19.03k stars 2.63k forks source link

Distributed data parallel training for streaming datasets #4694

Open cyk1337 opened 2 years ago

cyk1337 commented 2 years ago

Feature request

Any documentations for the the load_dataset(streaming=True) for (multi-node multi-GPU) DDP training?

Motivation

Given a bunch of data files, it is expected to split them onto different GPUs. Is there a guide or documentation?

Your contribution

Does it requires manually split on data files for each worker in DatasetBuilder._split_generator()?
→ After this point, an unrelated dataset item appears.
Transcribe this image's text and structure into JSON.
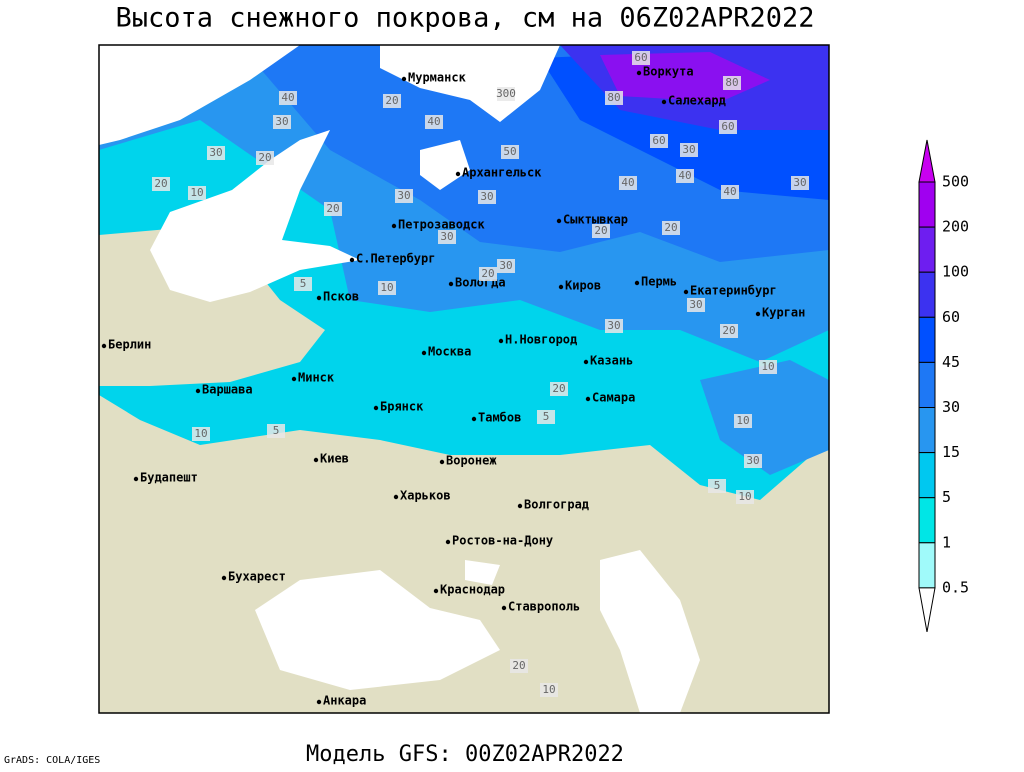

What isIterableDatasetShard expected to do?

lhoestq commented 2 years ago

Hi ! According to https://huggingface.co/docs/datasets/use_with_pytorch#stream-data you can use the pytorch DataLoader with num_workers>0 to distribute the shards across your workers (it uses torch.utils.data.get_worker_info() to get the worker ID and select the right subsets of shards to use)

~~EDIT: here is a code example~~

# ds = ds.with_format("torch")
# dataloader = DataLoader(ds, num_workers=num_workers)

EDIT: with_format("torch") is not required, now you can just do

dataloader = DataLoader(ds, num_workers=num_workers)

jackfeinmann5 commented 1 year ago

@cyk1337 does streaming datasets with multi-gpu works for you? I am testing on one node with multiple gpus, but this is freezing, https://github.com/huggingface/datasets/issues/5123 In case you could make this work, could you share with me your data-loading codes? thank you

Mohammed20201991 commented 1 year ago

lhoestq commented 1 year ago

This has been implemented in datasets 2.8:

from datasets.distributed import split_dataset_by_node

ds = split_dataset_by_node(ds, rank=rank, world_size=world_size)

docs: https://huggingface.co/docs/datasets/use_with_pytorch#distributed

wconnell commented 1 year ago

i'm having hanging issues with this when using DDP and allocating the datasets with split_dataset_by_node 🤔

edit

I don't want to pollute this thread, but for the sake of following up, I observed hanging close to the final iteration of the dataloader. I think this was happening on the final shard. First, I removed the final shard and things worked. Then (including all shards), I reordered the list of shards: load_dataset('json', data_files=reordered, streaming=True) and no hang.

I won't open an issue yet bc I am not quite sure about this observation.

albertvillanova commented 1 year ago

@wconnell would you mind opening a different bug issue and giving more details? https://github.com/huggingface/datasets/issues/new?assignees=&labels=&template=bug-report.yml

Thanks.